Numerous people have testified to severe, even life-threatening, reactions to the vaccines. The long-term effects are largely unknown. This isn’t a call against vaccination; it is simply an appeal to recognize there are legitimate concerns to be raised. Perhaps “live and let live” should be replaced with “love your neighbor.” That credo is used to encourage vaccination.
Loving one’s neighbor also means not dismissing the findings of serious doctors and scientists. It means having open discussions among experts from all over the world—learning from other nations. It means genuine investigation, not shutting down or censoring. It means not threatening, not shaming, not compelling, not proclaiming that one’s patience is wearing thin.
“Following the science” would seem to require employing all the methods and medications available. To insist on vaccines from pharmaceutical companies (who make billions of dollars and are shielded from lawsuits) as the only option hardly seems to qualify as following the science.
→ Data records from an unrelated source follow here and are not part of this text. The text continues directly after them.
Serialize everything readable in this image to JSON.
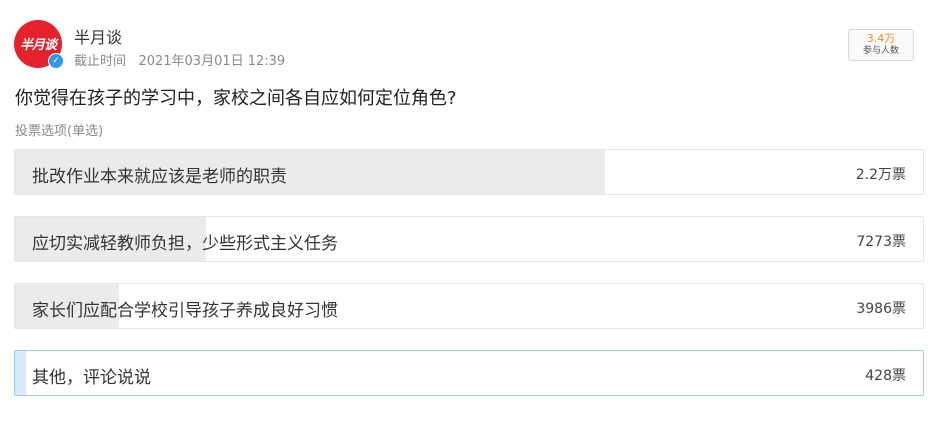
{
  "header": {
    "avatar_text": "半月谈",
    "verified_icon": "✓",
    "author_name": "半月谈",
    "deadline_label": "截止时间",
    "deadline_value": "2021年03月01日 12:39",
    "participants_count": "3.4万",
    "participants_label": "参与人数"
  },
  "poll": {
    "question": "你觉得在孩子的学习中，家校之间各自应如何定位角色?",
    "vote_type": "投票选项(单选)",
    "options": [
      {
        "label": "批改作业本来就应该是老师的职责",
        "votes": "2.2万票",
        "share": 0.65,
        "selected": false
      },
      {
        "label": "应切实减轻教师负担，少些形式主义任务",
        "votes": "7273票",
        "share": 0.21,
        "selected": false
      },
      {
        "label": "家长们应配合学校引导孩子养成良好习惯",
        "votes": "3986票",
        "share": 0.115,
        "selected": false
      },
      {
        "label": "其他，评论说说",
        "votes": "428票",
        "share": 0.012,
        "selected": true
      }
    ]
  },
  "colors": {
    "brand_red": "#e4222c",
    "accent_orange": "#f28c1e",
    "verified_blue": "#2f9ae8",
    "fill_gray": "#ebebeb",
    "selected_border": "#9fcdf0",
    "selected_fill": "#dbeaf8"
  }
}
[The scientist from Thomas Dolby’s 1982 video for “She Blinded Me with Science”]
At a deeper level, this is about more than vaccination. It is about how we treat each other. The thought of our eyeing each other with suspicion disturbs me. An atmosphere of fear calls out our less noble qualities. Whatever one’s viewpoint on the vaccines, is it possible for us to regard each other with a little more love and with a little less fear?